Since the documents are collected during production, a large number of accumulated documents can adversely affect project performance. For the best results, ensure that you follow the project life cycle recommendations to store your training documents in the most efficient manner.
You can enable Extraction Online Learning by following these steps:
- Enable online learning.
- On the Project tab, in the Configuration group, select Project Settings .
-
On the
General tab, in the
Online Learning, click
Advanced.
The Advanced Online Learning Options window is displayed.
-
In the
General Settings group, select
Use Extraction Online
Learning
The Extraction Online Learning Settings group is enabled.
-
Optionally, if you do not want to use a dynamic specific knowledge
base, clear
Use dynamic knowledge base during
extraction.
By clearing this option, the project administrator has to manually import and review the documents marked for Extraction Online Learning and train the project before any improvements to extraction are made. For the best results, do not clear this option.
-
Optionally, if you do not want
Validation
users to mark documents and you do not want to write a complicated
script to determine which documents to mark for online learning, select
Automatic training after
Validation.
Selecting this option will mark documents that qualify for online learning automatically.
In order for documents to be collected automatically for online learning, you have to configure fields so that they are monitored in the Field Details window. You can only monitor fields that are assigned to a trainable locator field.
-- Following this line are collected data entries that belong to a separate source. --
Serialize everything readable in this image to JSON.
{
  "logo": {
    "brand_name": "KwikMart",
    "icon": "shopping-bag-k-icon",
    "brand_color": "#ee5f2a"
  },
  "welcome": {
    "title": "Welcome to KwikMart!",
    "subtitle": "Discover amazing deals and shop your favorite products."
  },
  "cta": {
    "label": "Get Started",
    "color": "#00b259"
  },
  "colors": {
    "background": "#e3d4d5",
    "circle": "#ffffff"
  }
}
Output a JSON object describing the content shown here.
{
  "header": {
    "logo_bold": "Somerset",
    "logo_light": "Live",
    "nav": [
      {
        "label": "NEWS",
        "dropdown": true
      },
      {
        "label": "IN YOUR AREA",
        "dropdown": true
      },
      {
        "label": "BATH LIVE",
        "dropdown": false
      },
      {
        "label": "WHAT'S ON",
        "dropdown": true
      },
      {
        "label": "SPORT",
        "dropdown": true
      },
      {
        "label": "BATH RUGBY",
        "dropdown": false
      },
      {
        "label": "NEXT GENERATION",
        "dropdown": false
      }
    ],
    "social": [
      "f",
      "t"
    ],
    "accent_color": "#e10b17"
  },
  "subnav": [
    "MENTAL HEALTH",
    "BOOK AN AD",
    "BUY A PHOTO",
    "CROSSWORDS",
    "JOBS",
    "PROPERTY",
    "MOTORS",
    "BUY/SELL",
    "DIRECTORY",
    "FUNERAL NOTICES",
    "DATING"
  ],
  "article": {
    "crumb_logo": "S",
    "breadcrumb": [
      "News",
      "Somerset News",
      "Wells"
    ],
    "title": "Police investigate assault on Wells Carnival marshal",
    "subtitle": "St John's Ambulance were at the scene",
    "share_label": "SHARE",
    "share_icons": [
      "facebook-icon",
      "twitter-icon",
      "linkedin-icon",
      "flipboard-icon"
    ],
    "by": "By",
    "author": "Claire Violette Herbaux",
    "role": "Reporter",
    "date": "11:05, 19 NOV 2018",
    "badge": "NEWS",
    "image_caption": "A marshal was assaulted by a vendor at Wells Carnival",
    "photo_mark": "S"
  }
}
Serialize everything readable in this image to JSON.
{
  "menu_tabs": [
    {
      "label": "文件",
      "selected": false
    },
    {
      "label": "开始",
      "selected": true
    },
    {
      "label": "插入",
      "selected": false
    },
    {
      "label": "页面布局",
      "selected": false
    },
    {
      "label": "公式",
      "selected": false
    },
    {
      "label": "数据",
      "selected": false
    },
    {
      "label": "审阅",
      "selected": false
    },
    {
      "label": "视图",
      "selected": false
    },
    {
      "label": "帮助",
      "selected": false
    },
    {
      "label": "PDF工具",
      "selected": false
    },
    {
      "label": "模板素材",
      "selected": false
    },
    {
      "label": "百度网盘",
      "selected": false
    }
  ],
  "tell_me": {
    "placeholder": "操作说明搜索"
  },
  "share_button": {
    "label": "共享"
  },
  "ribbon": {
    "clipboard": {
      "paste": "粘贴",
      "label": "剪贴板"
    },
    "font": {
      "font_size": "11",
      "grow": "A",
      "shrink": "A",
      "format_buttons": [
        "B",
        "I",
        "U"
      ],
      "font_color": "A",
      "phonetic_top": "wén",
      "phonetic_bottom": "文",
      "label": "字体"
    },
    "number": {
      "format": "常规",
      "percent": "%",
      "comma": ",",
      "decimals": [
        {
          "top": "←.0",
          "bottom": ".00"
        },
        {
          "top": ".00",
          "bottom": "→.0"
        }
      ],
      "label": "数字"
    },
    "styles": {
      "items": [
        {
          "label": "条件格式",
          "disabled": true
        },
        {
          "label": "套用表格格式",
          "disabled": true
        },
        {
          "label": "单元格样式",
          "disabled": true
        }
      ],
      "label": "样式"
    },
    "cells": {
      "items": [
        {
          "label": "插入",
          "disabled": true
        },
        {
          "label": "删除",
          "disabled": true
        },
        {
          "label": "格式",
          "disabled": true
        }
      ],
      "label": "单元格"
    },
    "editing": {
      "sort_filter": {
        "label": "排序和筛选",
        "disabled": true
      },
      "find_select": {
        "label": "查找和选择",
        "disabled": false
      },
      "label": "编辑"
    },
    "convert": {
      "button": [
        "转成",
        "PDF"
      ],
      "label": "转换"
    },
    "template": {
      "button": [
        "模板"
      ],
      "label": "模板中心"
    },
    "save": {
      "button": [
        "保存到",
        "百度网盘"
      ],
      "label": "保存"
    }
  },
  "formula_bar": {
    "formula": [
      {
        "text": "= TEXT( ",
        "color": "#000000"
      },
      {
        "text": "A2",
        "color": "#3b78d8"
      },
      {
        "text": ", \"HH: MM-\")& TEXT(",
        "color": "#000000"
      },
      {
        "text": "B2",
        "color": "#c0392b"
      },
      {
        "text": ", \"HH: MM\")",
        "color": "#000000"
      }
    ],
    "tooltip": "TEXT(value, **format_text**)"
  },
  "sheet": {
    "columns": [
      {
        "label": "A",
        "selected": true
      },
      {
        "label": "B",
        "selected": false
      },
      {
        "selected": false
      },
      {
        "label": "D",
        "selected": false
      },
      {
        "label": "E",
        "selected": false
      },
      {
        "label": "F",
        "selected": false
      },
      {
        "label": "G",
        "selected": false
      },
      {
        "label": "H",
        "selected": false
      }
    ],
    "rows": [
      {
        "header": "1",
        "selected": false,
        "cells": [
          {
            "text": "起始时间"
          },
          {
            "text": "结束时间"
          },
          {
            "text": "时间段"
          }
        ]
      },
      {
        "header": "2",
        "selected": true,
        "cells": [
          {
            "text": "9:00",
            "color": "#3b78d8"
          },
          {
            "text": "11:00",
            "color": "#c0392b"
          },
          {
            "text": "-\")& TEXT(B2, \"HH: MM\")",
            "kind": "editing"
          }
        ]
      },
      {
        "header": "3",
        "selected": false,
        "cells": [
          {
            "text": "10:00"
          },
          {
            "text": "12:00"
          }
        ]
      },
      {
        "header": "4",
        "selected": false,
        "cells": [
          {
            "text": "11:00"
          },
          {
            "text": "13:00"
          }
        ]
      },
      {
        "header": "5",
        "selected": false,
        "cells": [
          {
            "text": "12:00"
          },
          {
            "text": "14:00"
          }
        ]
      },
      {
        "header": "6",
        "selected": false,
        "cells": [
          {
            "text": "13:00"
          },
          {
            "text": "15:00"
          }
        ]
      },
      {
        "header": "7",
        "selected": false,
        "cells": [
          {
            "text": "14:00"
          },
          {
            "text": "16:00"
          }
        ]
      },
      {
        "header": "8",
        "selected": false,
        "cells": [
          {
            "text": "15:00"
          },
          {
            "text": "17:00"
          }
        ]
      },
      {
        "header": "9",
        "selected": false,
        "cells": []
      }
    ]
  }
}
When both of these options are selected, a document is marked for Extraction Online Learning when the Maximum documents stored for import value has not yet been reached, the Layout ID for the document still requires training documents, and one of the following occurs:
-
The confidence of an extracted field is below a certain confidence level.
-
Field coordinates were changed manually during Validation
-
-
Optionally, adjust the
Maximum documents stored for
import value to restrict the number of training documents
collected.
Enter a value between 100 and 20,000 documents.
-
When finished, click
OK.
The Advanced Online Learning Options window is closed and your changes are saved.
- Optionally, click OK to close the Project Settings window.
- Save the changes to your project.